“Open the hip and make space,” my yoga instructor (and dear friend), Biz, leads the class.
I’m in lizard pose and tilt my front foot on its pinky toe edge, allowing the bottom of my foot to start facing the sky. AKA: Pain.
What was my intention I set at the start of practice? Ah yes…’I create space to allow change.’ Believe me, the irony of this thought and my current condition isn’t missed on me. This wasn’t the space I had in mind. I was thinking along the lines of space from attachments, of ego…I was hoping for mental space…but while my tight hips begin to release and open, I see that space is needed in many places in my life.
Why as adults do we tend to lack space for ourselves? We’re filling our already time-crunched days with legitimate activities, but even worse… our purposeful little time wasters we so readily allow–smart phones with texting, games, updating Twitter, Facebook and Four Square. But it’s not this amazing device’s problem. We also allow our time to be filled by our friends’ problems, work drama, news stories, and magazine gossip. We truly find ourselves lost for a tiny slice of space.
If these times of potential “space” or “nothingness” had room to stay, maybe better things could fill it…for instance, actually analyzing where we spend our time and determining if it’s worth it to us.

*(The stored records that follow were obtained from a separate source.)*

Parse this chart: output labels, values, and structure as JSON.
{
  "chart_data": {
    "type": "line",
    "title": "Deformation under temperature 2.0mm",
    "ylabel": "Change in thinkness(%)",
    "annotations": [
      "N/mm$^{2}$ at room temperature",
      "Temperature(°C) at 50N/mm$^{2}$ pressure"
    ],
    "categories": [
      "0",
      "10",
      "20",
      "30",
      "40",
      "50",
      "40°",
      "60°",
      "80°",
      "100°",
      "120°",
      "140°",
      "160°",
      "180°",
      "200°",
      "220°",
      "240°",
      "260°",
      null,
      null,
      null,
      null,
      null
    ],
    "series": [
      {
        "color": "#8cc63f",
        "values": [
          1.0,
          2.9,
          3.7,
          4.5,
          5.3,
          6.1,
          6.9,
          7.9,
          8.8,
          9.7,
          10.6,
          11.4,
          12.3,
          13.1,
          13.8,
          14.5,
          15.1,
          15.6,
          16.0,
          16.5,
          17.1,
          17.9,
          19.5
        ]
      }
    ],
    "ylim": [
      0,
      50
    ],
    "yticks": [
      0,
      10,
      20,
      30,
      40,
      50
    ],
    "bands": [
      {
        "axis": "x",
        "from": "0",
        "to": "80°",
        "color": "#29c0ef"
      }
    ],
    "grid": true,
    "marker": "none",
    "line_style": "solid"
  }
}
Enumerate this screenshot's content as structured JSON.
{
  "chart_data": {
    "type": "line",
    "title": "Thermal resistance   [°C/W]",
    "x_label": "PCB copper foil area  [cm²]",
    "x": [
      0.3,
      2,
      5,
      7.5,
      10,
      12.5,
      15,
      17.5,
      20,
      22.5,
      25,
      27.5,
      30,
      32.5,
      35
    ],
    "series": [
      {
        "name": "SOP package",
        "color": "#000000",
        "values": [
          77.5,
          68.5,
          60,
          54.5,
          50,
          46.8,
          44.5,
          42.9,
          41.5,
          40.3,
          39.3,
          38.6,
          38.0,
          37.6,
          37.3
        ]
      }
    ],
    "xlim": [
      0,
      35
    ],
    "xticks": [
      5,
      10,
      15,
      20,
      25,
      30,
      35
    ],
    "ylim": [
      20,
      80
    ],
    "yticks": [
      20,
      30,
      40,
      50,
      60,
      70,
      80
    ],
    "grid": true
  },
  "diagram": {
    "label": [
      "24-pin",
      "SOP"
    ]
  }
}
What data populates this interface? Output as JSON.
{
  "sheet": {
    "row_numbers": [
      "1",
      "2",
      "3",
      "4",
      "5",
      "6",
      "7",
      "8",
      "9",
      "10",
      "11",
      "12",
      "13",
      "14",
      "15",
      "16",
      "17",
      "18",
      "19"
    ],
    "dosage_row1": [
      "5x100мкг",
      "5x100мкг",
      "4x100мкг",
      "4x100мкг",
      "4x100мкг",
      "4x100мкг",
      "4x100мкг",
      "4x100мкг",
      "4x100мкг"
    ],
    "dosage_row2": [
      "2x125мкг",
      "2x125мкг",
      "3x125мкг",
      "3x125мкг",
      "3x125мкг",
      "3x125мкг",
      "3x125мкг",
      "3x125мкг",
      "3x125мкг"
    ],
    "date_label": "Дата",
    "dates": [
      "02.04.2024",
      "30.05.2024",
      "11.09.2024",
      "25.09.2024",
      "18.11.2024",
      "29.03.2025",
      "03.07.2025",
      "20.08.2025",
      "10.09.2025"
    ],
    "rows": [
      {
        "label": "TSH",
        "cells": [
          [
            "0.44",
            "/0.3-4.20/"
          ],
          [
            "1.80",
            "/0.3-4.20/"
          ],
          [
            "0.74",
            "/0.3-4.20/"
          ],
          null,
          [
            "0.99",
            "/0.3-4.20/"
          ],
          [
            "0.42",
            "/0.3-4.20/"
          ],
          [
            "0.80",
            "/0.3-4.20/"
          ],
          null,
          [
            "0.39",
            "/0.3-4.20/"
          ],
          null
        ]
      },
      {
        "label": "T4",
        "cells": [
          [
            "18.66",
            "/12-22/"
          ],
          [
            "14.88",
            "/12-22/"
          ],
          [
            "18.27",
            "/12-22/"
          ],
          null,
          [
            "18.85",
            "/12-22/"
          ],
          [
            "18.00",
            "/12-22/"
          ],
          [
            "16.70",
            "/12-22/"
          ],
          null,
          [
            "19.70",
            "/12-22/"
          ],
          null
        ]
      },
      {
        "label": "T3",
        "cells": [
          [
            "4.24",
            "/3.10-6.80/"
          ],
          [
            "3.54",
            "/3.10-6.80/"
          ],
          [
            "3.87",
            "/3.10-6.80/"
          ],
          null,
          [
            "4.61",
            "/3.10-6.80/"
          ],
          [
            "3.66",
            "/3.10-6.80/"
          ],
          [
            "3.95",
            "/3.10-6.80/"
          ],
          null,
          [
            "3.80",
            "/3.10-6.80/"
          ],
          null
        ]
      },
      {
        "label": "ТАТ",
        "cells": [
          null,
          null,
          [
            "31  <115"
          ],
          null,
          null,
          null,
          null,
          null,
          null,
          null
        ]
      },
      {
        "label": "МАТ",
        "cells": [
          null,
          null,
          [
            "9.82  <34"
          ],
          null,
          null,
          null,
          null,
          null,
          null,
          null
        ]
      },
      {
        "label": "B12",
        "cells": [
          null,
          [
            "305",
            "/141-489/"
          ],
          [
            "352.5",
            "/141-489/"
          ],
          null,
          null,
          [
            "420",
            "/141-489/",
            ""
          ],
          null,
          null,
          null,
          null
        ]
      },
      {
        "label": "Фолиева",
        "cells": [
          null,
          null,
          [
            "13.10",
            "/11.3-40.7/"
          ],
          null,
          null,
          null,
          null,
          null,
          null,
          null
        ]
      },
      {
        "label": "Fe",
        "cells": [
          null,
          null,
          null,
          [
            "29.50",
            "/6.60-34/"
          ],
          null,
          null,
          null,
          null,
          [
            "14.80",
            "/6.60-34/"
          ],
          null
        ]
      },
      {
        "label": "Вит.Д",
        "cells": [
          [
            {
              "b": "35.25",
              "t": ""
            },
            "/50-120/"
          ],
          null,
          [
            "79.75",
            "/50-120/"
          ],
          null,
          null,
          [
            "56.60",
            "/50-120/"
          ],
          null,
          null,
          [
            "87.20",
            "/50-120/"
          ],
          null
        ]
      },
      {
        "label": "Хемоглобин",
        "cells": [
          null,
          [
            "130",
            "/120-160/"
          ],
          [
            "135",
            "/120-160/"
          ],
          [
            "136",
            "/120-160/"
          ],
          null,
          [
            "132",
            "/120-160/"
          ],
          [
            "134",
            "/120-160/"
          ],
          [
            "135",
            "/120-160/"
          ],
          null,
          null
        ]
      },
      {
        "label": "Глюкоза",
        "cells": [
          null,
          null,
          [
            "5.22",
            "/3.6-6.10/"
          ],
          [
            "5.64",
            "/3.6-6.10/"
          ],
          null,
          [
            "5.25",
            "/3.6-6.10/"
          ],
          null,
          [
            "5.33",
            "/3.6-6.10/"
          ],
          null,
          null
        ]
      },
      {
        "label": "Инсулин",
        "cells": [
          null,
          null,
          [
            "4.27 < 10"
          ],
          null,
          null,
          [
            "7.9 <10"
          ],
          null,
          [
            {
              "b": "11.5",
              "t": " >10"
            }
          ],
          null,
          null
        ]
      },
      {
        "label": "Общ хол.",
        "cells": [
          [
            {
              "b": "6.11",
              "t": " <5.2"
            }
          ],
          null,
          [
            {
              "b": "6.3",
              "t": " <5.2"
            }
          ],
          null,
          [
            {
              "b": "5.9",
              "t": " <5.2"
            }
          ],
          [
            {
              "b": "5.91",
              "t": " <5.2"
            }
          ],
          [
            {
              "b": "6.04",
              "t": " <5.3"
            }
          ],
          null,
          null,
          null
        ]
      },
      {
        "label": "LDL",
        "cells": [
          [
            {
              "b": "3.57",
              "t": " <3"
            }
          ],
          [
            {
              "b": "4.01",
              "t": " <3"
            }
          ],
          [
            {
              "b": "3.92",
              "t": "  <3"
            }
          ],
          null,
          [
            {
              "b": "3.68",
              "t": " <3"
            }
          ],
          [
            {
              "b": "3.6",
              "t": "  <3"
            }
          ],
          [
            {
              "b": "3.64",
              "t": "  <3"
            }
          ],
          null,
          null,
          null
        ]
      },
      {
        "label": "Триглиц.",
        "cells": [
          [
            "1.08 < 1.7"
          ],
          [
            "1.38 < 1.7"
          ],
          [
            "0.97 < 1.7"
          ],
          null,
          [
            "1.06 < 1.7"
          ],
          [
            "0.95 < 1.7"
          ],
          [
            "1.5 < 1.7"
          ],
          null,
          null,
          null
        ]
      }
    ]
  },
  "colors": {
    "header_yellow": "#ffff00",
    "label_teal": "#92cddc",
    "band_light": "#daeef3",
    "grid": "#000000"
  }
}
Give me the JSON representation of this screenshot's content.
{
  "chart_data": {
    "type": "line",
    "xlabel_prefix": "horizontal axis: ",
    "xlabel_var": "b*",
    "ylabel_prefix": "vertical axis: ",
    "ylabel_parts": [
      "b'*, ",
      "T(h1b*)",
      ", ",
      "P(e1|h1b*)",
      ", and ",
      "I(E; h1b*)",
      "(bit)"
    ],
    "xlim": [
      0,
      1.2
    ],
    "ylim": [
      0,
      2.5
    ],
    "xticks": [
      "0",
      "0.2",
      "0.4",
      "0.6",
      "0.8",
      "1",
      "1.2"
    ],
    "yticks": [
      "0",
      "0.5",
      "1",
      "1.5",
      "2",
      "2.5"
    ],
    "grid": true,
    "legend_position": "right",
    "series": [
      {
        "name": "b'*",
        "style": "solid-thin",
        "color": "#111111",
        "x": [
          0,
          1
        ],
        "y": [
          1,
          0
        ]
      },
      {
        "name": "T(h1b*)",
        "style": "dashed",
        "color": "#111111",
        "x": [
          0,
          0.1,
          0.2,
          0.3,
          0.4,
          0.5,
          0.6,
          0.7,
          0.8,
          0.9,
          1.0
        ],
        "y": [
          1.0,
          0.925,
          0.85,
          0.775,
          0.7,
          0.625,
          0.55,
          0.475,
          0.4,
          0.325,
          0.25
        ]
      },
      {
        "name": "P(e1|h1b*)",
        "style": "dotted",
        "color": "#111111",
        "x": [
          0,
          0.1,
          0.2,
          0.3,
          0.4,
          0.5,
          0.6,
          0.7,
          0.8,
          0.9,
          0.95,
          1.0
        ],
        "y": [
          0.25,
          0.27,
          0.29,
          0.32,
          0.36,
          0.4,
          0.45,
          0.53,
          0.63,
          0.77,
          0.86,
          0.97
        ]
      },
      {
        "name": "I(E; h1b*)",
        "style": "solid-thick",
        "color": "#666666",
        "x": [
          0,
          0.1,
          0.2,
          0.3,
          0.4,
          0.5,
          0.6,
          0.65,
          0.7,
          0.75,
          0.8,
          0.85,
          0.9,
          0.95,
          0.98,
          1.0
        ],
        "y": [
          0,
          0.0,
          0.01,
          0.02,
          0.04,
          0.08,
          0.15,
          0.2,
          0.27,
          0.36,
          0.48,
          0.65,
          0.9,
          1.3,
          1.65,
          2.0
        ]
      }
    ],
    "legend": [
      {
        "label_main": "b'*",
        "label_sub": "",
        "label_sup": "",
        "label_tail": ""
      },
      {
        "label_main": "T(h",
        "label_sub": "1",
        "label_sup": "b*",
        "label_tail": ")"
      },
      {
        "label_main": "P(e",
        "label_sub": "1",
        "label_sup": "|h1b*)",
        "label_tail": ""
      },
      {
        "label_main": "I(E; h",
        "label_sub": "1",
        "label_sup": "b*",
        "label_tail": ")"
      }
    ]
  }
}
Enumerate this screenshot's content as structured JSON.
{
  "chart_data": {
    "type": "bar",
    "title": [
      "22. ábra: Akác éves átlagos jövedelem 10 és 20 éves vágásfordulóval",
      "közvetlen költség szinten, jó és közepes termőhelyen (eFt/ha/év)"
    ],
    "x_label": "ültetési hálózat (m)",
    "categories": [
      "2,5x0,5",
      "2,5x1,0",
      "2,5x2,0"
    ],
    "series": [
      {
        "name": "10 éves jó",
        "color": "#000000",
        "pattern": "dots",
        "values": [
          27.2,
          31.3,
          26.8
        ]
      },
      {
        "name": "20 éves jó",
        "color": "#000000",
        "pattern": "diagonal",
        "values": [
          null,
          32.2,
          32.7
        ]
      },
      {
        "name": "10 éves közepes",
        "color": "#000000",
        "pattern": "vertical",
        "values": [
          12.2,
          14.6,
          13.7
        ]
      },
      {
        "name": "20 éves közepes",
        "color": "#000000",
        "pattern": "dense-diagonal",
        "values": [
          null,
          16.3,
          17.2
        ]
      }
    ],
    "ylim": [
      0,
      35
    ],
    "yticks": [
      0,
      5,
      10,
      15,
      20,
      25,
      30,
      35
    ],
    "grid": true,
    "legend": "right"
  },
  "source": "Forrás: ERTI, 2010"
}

Space has been demanded during other times of our lives: As a teenager, we wanted space from our parents for growth and self-discovery. In an intimate relationship, we understand the value of space. Without it one or both of you will feel “suffocated.” A mother about to reach full term begins nesting, creating space for a new life. Without this created room, there seems to be little ability for growth and change.
Opening ourselves up to spare time and putting down our distractions, gives us this space again. Taking a deep breath in, filling the cavities of our lungs and exhaling gives the “nothingness” a space to live. By allowing ourselves to be “bored”…the time to ponder what we really love to do is created. It’s uncomfortable at first, but like everything else, with practice it becomes easier. Give yourself this well-deserved time to be alone in the “nothingness” and watch what can be created.
“Release the foot back and come into plank. Beautiful….other side now.”
The intense stretch begins again with the other hip, but I go back to my intention: ‘I create space to allow change.’